By REV 21 Staff
January 15, 2018
“Here are a few of the many things that were established and inspired by Dr. Martin Luther King Jr. and his fellow civil rights activist leaders”
In the midst of what can be labeled as a second civil rights era, the fight for racial justice still resonates with us today through movements like Black Lives Matter. Dr. Martin Luther King Jr. and the Civil Rights Movement of the 1960’s are still relevant to this struggle, considering that today is the honorary day to celebrate his accomplishments as a leader of the largest racial justice movement in American history.
Here are a few of the many things that were established and inspired by Dr. Martin Luther King Jr. and his fellow civil rights activist leaders:
1. Martin Luther King Jr. provided black Americans a national platform that never existed before in American history
For as far back as our textbooks can take us, American governments and regimes have committed heinous crimes against the people of its nation. Starting with the genocide of indigenous people, ill treatment of immigrants, the horrendous institution of slavery leading to the formation of Jim Crow laws, there has always been at least one group of marginalized Americans to exist at a time.

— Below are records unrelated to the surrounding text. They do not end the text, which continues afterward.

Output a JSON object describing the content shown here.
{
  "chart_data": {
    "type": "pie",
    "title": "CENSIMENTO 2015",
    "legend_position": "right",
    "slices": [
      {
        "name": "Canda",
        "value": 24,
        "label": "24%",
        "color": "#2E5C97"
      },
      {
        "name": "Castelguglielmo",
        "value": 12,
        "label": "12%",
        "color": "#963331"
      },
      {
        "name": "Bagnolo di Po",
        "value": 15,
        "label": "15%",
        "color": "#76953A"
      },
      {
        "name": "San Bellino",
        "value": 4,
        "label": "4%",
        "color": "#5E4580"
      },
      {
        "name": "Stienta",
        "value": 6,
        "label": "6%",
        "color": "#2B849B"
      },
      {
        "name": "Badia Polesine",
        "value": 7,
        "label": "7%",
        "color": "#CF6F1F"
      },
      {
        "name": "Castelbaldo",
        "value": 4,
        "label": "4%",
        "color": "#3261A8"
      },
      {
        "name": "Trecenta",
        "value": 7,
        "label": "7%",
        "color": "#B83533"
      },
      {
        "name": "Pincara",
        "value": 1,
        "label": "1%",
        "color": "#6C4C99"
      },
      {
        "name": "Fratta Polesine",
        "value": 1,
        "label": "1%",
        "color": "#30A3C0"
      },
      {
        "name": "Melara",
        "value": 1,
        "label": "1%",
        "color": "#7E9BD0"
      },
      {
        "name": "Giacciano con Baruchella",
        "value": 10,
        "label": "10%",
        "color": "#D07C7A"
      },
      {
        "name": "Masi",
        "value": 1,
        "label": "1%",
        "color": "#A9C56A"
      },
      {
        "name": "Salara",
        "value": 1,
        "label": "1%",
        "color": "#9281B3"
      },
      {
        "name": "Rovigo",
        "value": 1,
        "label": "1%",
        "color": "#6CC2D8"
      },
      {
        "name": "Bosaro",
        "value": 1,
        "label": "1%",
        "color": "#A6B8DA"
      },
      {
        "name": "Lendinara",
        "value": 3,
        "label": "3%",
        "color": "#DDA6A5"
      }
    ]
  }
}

For the first time in written history, however, Martin Luther King Jr. and the leaders of the Civil Rights Movement possessed the capacity to break free from this pattern and speak up against the oppressive legislature.
2. The Civil Rights Movement and the presence of MLK allows us to continue to resist oppression non-violently
The most popular form of resistance today is non-violent protest. Although Thoreau and Gandhi were proponents of this method of protest and Dr. King was certainly inspired by them, he is considered the face of non-violent protest in American history. Whether it be in the form of sit-ins, die-ins, marches, and occupation of public spaces, much of this strategy can be credited to Dr. King.
3. Inter-racial mobilization
Not only was there a platform for black Americans, but MLK successfully mobilized white Americans and gave way for inter-racial justice activism. Having white people speak out against oppression was a major milestone in American history.
In regards to the media, coverage of the Civil Rights Movement was amplified because of the presence of white Americans on the front lines of demonstrations. Although that is not something to be proud of, seeing that white lives were clearly much more valued than black lives, it garnered attention and raised awareness around the movement.
4. Passing of legislation that provided rights for black Americans in a nation that regarded them as inferior
Throughout the century, racial segregation included public facilities to operate as “separate but equal,” which were, in fact, separate but far from equal.
These institutions ranged from schools to public bathrooms and drinking fountains. In 1964, Congress passed the Civil Rights Act, which outlawed racial segregation in publicly-owned facilities. At the signing of this landmark piece of legislature, President Lyndon B. Johnson personally met Dr. Martin Luther King, Jr.
In light of today’s political and social atmosphere, the American people must remember the legacies of great leaders like Martin Luther King Jr.
In a world where racial differences seem to be consistently prevalent, we can seek inspiration from the teachings and values of MLK. Love is far greater than hate and hate can only be dissipated with love.